Legends of Tomorrow (Seasons 1-2):
Given that I’ve been making my way through the Marvel Universe movies, I figured I’d give DC a shot and, if this abomination is any example, I will not be repeating my Marvel thing with the DC movies once I (eventually, years from now) finish. Basically this show is a bunch of sidebar DC characters tossed together to do something no doubt superheroic in a no doubt anti-superheroic way but what it actually was was a bunch of a fucking bores in a non-plot. I’mma come clean: when I came upon this show, which has been on the air and ignored by moi for like 7 seasons or something, I was looking for some background noise loud enough to blot out the sound of my neighbor’s child’s piano practicing and I thought, since superhero things are generally full of explosions and a big dramatic score, this would fit the bill, by which I mean I went to Reddit - already a huge mistake when it comes to reviews (followed rapidly by IMDB unless you reverse the order from lowest to highest because the high reviews all come from some English-as-a-second-language rating farm (I’m thinking Romania maybe based on grammar?)) - and they all said the first season was bad but the second rebooted itself itself something entertaining and, no just NO! Wentworth rebooted itself; Line of Duty rebooted itself; this remained the same crap-ass unbootable, no OS drive in sight, out of memory error it was in season 1. Aside from having no real plot other than your token Big Bad, there’s also nothing particularly interesting about (a) the superpowers (fire, ice, stuff like that), (b) the actors (SO BORING!), (c) the writing (SO BORING AND MORONIC), and (d) I’m so bored I forget what (d) is.
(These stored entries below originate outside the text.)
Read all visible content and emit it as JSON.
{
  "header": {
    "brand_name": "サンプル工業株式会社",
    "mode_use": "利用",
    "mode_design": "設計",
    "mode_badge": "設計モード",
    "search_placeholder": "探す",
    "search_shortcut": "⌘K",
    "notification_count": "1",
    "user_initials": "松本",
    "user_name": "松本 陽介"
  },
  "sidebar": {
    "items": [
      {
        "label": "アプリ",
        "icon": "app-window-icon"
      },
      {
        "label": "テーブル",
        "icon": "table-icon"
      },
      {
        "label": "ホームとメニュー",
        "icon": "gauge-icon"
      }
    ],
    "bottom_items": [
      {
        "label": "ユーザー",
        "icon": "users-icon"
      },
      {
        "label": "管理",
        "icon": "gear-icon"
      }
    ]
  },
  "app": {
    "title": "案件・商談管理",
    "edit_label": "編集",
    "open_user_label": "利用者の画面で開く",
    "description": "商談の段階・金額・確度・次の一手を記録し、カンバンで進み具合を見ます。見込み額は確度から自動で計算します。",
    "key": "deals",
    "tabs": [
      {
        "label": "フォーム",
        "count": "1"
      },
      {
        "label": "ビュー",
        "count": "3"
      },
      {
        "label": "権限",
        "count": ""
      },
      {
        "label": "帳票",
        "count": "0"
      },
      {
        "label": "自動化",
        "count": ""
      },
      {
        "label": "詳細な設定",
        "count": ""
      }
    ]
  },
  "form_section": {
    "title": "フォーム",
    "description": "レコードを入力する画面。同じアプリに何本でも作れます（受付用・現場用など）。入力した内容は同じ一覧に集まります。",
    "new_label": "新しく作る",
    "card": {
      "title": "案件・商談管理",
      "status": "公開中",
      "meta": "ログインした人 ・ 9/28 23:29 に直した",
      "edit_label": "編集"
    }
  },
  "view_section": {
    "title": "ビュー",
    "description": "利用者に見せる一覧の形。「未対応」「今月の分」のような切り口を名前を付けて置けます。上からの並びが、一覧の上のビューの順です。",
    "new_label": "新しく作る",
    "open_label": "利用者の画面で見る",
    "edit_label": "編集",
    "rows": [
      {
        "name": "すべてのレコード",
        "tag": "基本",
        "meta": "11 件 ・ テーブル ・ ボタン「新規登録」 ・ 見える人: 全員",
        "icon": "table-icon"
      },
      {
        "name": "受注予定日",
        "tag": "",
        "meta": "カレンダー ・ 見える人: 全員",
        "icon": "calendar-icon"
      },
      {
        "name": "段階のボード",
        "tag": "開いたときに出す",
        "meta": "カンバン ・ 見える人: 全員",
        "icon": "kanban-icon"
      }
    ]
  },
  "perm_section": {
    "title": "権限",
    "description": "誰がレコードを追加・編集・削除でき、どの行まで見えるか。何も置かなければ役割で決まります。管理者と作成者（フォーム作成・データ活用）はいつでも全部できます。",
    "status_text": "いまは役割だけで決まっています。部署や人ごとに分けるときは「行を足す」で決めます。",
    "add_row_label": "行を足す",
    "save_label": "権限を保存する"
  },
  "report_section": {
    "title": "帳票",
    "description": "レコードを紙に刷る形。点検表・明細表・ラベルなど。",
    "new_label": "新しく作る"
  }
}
Let me put it this way: bring on the Frere Jacques, the scale progressions, and the glissandos followed by the frustrated fist-banging of a resentful teen because believe me 42 minutes straight of that is a massive entertainment improvement over this shizz.
Movies:
Jolt - Okay I'm just gonna say it: I know this movie's stupid and I. Don't. Care! I was totally entertained by it. The basic plot is a child who grows up to be Kate Beckinsdale has some kind of cortisol disorder where, when she gets angry (and the disorder makes her more prone to anger), she gets super strong and beats the crap out of people. The story picks up with her as an adult and this medical device she has that enables her to stave off the cortisol response and what happens when she finally falls for a guy and something happens to him which I won't spoiler and she goes on the hunt to both unravel what happened and get revenge. Let me reiterate: I know it’s DUMB! I know it! The movie is ridiculous, the plot barely hangs together, the characters are cartoons. But somehow watching Kate Beckinsdale get in an elevator and punch a person who failed to cover their sneeze is just so deeply satisfying. In fact much of the movie - and this is actually part of how it's structured - is Kate Beckinsdale fantasizing about all the things she's going to do to all the annoying people around her at which point she uses the medical device to tamp down her anger and prevent herself from doing everything she just fantasized about, meaning we get to see a LOT of angry Kate which I was really really fine with. I never thought about Kate Beckinsdale one way or the other (the Underworld series didn't do it for me) but, despite the role's stupidity, she committed to it, like she’s clearly into her character, which made the whole thing a kind of a thoroughly satisfying vicarious experience where you get to watch her beat the crap out of all the people you too would hate if you were in her situation. For a piece of silly popcorn entertainment, you could do significantly worse (see endless prior Media Reports for that list) with significantly less beating the crap out of people.